James Lee, beverage sales manager at Marianas Pacific Distributors, said t he company, which distributes Budweiser and Busch, is well stocked up and inventory is strong. The company does not see a problem going into the first quarter of 2022.
Being in the middle of the Pacific makes Guam and the CNMI vulnerable to any supply shortage crises. This, among many other reasons, motivates Guam and CNMI companies to plan ahead.
“We're still good through the Christmas season because we put a lot of our orders in, knowing that every year around this time there are always issues with shipping and truckers,” said Marilyn Marron, sales manager at D&Q International Distributors, which brings in Campbells, Nestle Juicy Juice, Hormel, Kraft and Bumble Bee Seafoods.

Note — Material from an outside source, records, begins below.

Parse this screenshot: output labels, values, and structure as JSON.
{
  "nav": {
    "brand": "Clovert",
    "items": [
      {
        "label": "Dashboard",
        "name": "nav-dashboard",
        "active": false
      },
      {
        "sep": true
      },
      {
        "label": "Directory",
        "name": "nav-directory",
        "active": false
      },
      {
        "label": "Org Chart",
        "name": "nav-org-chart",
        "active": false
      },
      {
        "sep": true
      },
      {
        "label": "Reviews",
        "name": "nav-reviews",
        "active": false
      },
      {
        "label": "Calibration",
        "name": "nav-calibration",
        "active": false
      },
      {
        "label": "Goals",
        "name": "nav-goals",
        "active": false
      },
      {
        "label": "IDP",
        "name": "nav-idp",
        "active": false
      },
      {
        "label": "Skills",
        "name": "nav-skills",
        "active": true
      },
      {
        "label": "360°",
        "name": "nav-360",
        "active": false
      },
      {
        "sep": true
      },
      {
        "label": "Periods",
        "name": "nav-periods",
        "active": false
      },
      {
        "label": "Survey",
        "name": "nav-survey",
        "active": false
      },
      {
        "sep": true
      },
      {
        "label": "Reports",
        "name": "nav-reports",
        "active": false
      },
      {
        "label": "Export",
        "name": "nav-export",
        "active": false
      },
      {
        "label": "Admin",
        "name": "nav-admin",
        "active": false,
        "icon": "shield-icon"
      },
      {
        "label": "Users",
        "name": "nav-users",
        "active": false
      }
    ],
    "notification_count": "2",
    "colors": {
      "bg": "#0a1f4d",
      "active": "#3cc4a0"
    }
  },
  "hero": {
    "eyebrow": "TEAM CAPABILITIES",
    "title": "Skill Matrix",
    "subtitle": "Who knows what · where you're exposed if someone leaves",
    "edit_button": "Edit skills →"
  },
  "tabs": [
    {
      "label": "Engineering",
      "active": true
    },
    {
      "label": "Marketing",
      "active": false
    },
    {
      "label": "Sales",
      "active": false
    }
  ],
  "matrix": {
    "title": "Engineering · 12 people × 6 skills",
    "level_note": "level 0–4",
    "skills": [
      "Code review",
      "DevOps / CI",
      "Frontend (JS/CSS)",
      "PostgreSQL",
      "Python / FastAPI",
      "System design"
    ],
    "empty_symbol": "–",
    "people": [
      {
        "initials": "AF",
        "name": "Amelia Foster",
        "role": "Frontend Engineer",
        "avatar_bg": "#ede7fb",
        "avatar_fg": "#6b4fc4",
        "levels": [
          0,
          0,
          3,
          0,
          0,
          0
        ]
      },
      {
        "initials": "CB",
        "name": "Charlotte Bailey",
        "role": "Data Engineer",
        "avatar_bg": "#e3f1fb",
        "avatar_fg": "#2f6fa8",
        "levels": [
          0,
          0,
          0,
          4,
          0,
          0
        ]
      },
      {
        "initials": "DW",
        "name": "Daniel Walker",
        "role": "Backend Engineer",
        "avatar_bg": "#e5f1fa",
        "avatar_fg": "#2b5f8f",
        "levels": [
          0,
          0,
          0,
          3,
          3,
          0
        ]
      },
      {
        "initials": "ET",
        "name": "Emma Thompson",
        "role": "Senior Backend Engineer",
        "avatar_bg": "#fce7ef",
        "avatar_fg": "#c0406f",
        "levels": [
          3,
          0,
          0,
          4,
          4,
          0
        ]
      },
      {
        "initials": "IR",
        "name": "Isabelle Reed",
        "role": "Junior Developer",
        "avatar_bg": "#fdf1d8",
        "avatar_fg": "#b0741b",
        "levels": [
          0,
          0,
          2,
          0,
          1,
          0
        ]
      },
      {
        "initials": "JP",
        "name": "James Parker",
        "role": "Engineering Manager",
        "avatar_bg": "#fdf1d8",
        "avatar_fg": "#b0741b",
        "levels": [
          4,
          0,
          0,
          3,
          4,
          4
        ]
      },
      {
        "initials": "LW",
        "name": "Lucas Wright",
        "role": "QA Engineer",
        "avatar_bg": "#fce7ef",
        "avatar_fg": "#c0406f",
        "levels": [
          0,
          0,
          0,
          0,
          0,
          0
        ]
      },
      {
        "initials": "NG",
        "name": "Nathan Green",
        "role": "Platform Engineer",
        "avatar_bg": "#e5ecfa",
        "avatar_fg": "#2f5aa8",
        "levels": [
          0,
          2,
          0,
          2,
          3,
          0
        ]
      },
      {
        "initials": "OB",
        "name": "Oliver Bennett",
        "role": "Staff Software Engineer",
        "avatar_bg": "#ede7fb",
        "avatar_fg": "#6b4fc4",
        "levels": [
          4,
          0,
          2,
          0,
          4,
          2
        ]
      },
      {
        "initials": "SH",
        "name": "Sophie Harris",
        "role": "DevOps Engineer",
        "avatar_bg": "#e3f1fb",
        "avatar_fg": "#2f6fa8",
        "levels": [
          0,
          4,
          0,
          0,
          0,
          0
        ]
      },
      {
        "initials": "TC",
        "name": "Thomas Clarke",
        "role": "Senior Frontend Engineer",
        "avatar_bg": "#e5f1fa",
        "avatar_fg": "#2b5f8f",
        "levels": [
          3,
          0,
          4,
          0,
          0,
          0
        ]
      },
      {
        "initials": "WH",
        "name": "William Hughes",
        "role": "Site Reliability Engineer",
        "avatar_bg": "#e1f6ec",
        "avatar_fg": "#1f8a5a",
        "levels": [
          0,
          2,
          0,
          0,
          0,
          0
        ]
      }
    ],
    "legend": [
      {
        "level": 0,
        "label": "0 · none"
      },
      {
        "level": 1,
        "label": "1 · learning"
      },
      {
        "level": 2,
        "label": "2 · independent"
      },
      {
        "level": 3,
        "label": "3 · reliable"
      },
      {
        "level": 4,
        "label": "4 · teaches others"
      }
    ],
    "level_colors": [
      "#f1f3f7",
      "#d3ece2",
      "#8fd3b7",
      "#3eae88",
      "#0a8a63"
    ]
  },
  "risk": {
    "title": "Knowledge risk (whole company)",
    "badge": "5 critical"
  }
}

“Truckers go on a strike usually at this time because they have leverage. I guess it is their way of negotiating for something better, or so we have learned from past circumstances,” she said.
“Having many things considered, we've always kind of amped up during this time. We always increase to make sure that we have at least a couple of months' backup and inventory. There are currently many problems with supply chains because of the demand in the U.S., but it doesn't stop us from getting stuff, which still trickles in. Spam will always come,” she added.